The History of Duluth, Minnesota's Seven Bridges Road
Blueprint plans for Bridge#7 along Snively Road, Duluth, Minnesota. 1910. (Morell & Nichols Collection. NW Architectural Archives, St. Paul, MN)
Snively involved himself in the planning and building of the bridges, including the selection of materials. He often attended park board meetings, and tagged along with park board commissioners on inspection tours of the the work's progress.
Bids were solicited and several first class stone masons were hired, and over the next year, nine stone-arch bridges were built simultaneously, under the supervision of park board secretary Henry Cleveland, and civil engineer Carl Meyers, a recent graduate of the University of Minnesota.
(Duluth News Tribune Photos/Northeast Minnesota History Center, Duluth, MN)
Each bridge had a concrete and reinforcement bar arch structure, and was artistically faced with native stone either collected from the creek bed or else quarried from outcrops along the roadway.
Bridge #5 (above) was the highest and most expensive stone-arch built. With its double arches thirty two feet above the channel, and sixty-seven foot span, it cost over $9000, nearly triple the price of the next most expensive bridge (#4). The seventh bridge was the least expensive, costing the city just under $1800 to construct. Spans #8 and #9 were built together for a single cost of $3705. (Duluth News Tribune Photo/Northeast Minnesota History Center, Duluth, MN)

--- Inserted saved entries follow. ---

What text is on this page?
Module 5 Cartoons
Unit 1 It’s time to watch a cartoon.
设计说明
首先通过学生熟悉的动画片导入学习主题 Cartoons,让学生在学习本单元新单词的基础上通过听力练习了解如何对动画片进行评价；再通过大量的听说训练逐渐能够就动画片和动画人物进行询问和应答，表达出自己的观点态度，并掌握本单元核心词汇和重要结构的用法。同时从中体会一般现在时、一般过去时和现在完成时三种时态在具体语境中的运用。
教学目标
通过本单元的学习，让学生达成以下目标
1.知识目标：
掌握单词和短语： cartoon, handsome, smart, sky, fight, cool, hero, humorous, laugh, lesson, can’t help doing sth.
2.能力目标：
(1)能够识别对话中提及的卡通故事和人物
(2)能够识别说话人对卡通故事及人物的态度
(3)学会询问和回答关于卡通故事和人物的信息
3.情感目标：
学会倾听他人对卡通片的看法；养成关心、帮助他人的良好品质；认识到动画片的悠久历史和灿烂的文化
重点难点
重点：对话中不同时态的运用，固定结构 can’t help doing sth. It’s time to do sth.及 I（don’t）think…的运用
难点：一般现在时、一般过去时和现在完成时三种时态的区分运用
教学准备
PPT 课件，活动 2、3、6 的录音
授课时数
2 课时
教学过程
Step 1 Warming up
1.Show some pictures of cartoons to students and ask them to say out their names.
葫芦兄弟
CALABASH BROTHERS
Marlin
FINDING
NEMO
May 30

Six-inch stone copings detailed the length of the bridge wall, and topped each pier. The copings consisted of pink opal granite quarried near St. Cloud, Minnesota.
The original plans called for ten stone-arch bridges to be built, but the tenth bridge was down-sized to a simpler structure made of iron pipe and cement. It served as a connection between the parkway and Snively's farm.